|MadSci Network: Evolution|
A very interesting problem, and unfortunately there really isn't space to do more than point you towards sources of information and evidence.
The first comment you cite is somewhat misleading - and centres around the difference between taxonomy and evolutionary relationships. Whilst most biologists agree that the taxonomy (names and classification of organisms) should reflect the evolutionary relationships between organisms, it is not quite clear how this is best acheived. However, this has few implications for evolutionary theory - widely accepted methods DO exist for determining how organisms are related to each other...
For more basic information about these, and more links, see the University of California Museum of Paleontology's Journey into the World of Cladistics, or the appropriate chapter in any undergrad. evolutionary biology text, my particular favourite is Ridley (1996). For more detailed information see Kitching et al. (1999) or two references available online from the University of Glasgow
De Queiroz and Gauthier are merely pointing out that our knowledge of relationships isn't necessarily ACCURATELY reflected in the taxonomy, and that once we have produced a phylogenetic tree showing the relationships between organisms, there is no single widely accepted method for turning this into a classification.
As for speciation, it is true that our understanding of the process is incomplete, but it seems well established that at least most speciation events result from populations becoming isolated, and subsequent divergence between them and the anbcestral population eventually resulting in reproductive isolation when the populations come back into contact.
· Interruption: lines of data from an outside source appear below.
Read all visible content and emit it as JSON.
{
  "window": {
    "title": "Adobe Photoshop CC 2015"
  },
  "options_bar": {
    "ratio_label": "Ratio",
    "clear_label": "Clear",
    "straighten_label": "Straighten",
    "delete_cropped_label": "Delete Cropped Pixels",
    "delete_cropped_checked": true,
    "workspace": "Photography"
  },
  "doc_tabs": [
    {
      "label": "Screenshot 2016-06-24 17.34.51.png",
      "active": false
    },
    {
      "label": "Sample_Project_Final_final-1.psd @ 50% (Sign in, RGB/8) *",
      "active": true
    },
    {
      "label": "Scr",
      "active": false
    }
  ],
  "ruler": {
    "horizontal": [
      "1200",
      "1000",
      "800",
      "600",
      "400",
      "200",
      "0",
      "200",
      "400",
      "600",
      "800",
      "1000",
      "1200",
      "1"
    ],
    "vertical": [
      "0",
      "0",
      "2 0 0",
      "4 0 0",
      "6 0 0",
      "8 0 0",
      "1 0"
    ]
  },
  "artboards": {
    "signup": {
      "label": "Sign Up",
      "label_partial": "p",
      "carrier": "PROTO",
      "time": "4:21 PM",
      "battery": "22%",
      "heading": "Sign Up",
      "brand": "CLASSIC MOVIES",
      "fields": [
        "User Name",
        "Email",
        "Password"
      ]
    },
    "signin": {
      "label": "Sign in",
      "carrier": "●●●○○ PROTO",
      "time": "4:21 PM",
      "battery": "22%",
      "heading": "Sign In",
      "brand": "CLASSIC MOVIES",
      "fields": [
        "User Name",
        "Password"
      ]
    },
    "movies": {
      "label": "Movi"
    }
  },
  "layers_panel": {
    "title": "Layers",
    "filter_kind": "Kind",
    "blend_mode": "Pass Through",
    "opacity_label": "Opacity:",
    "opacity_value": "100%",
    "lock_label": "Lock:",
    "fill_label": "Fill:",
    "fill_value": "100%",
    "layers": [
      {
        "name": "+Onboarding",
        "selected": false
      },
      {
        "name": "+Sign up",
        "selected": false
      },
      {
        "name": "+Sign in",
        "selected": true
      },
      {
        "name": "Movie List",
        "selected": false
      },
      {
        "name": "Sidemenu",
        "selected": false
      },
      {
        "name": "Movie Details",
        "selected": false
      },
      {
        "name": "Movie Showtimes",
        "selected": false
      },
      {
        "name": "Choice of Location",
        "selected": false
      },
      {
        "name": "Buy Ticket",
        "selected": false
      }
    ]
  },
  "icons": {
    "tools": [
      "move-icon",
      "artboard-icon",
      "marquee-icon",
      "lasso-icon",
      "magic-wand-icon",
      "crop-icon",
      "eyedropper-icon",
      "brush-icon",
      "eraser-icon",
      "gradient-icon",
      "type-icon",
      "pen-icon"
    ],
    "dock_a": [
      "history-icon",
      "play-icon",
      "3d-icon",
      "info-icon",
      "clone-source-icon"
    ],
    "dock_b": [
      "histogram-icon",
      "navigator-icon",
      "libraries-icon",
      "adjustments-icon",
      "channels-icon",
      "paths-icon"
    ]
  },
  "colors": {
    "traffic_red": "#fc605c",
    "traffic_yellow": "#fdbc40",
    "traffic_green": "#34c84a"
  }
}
There is a great deal of pertinent empirical information, again, the best route to finding this is to pick up any of a number of the avaiable undergraduate evolutionary biology textbooks.
Hope this is of some help.
Kitching, I. J., Forey, P. L., Humphries, C. J. and Williams, D. M. 1998. Cladistics, the theory and practice of parsimony analysis, second edition. The Systematics Association Publication No. 11, Oxford Science Publicatioms.
Ridley, M. (1996) Evolution, second edition. Blackwell Science, Inc.